Gold and Silver Are Winners: Debt Ceiling Looms As another Catalyst to Keep Precious Metal Rally Going

From bank failures to rising interest rates and still high inflation, investors around the globe are rushing into precious metals for safety, portfolio diversification, and as an asset to grow their wealth.

Precious metals

Gold is up 10% since the start of 2023 and recently raced above the $2,000 an ounce level. Silver is up 4% and looking ahead Wall Street remains positive on precious metals. Citigroup has a bullish forecast for gold climbing to the $2,300 ounce level in the near-term. And, a new forecast from a BofA Global Research report says a gold market close above $2,078 on both a daily and weekly basis “would go a long way in signaling significantly larger upside…such as $2,391/2,543.”

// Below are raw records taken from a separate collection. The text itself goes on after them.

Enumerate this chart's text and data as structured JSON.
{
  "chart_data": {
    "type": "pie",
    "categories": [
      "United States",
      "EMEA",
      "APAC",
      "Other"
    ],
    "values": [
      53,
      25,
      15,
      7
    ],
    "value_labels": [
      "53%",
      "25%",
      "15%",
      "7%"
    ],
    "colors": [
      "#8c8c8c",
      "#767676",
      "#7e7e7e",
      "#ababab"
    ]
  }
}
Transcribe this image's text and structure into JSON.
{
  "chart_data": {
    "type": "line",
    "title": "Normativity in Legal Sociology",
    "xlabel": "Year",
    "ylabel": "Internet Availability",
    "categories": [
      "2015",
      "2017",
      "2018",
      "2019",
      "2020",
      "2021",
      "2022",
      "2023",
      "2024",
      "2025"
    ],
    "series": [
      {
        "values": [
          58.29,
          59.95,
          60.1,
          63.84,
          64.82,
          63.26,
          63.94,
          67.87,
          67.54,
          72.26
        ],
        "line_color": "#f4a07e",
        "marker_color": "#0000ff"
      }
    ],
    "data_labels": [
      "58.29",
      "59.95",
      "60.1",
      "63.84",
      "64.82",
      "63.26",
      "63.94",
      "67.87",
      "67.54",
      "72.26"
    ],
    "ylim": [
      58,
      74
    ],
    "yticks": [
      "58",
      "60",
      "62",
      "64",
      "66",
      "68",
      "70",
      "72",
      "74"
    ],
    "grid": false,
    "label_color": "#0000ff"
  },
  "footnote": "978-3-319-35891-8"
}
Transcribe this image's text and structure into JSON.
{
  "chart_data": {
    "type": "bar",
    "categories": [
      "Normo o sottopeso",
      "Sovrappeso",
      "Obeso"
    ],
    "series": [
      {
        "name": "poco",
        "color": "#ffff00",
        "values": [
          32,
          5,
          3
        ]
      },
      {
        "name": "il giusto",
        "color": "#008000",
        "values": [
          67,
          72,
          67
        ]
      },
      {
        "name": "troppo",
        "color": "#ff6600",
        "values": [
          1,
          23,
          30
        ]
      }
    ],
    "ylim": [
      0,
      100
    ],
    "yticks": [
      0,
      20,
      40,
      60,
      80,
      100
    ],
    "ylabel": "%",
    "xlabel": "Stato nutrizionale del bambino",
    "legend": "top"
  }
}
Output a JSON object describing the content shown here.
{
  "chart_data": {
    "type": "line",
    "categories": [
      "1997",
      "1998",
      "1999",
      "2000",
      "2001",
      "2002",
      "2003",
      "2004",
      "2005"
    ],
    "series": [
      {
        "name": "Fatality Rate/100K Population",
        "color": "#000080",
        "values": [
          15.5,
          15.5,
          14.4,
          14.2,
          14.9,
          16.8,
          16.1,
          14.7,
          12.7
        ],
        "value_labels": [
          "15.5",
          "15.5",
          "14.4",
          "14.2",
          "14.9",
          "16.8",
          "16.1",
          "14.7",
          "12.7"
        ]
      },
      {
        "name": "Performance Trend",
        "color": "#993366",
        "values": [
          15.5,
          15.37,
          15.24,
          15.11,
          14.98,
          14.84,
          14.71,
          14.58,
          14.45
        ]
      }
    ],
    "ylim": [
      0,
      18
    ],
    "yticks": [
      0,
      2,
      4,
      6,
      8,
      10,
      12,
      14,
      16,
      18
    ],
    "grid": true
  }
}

Shifting to the macroeconomic environment for a moment, some may wonder what could be the next catalyst for another upleg in gold?

Two words: Debt ceiling.

While the debt ceiling confrontation has fallen to the background in the wake of the banking system turmoil, it still has potential to trigger a new round of chaos in the financial markets.

Congressional leaders are bracing for a high-stakes standoff over raising the debt ceiling in the months ahead. Back in 2011, Congress took the nation to the brink of default with its in-fighting over raising the debt ceiling. Those political shenanigans were costly – the incident resulted in a Standard & Poor’s downgrade of U.S debt. Barron notes that that has meant the yield on U.S. Treasuries has consistently been one to two percentage points higher than German government bonds since that time.

What could this mean for gold in 2023?

The last time Congress held the debt ceiling hostage and took the U.S. to the brink of default was in August 2011 and gold soared to its then all-time high above $1,900,  as global investors turned to the precious metal as a safe haven.

A debt ceiling standoff 2.0 in 2023 would open the door for another round of massive gold buying, as investors rush to the safety of precious metals, which are attached to no government debt or obligations like the U.S. dollar is.

What could happen if Congress doesn’t raise the debt ceiling and the U.S. defaults on its debt payments?

As we’ve talked about before, a Congressional failure to raise the debt limit would destroy the global market’s confidence in American Treasuries and the U.S. Dollar the reserve currency. It would trigger a recession in the U.S., causing millions of Americans to lose their jobs and the stock and bond markets would crash. Social Security checks would stop coming. Interest rates would soar because in order to continue funding the massive U.S. debt,  America would be forced to pay extremely high rates of interest on new bonds because no one would trust Treasuries anymore.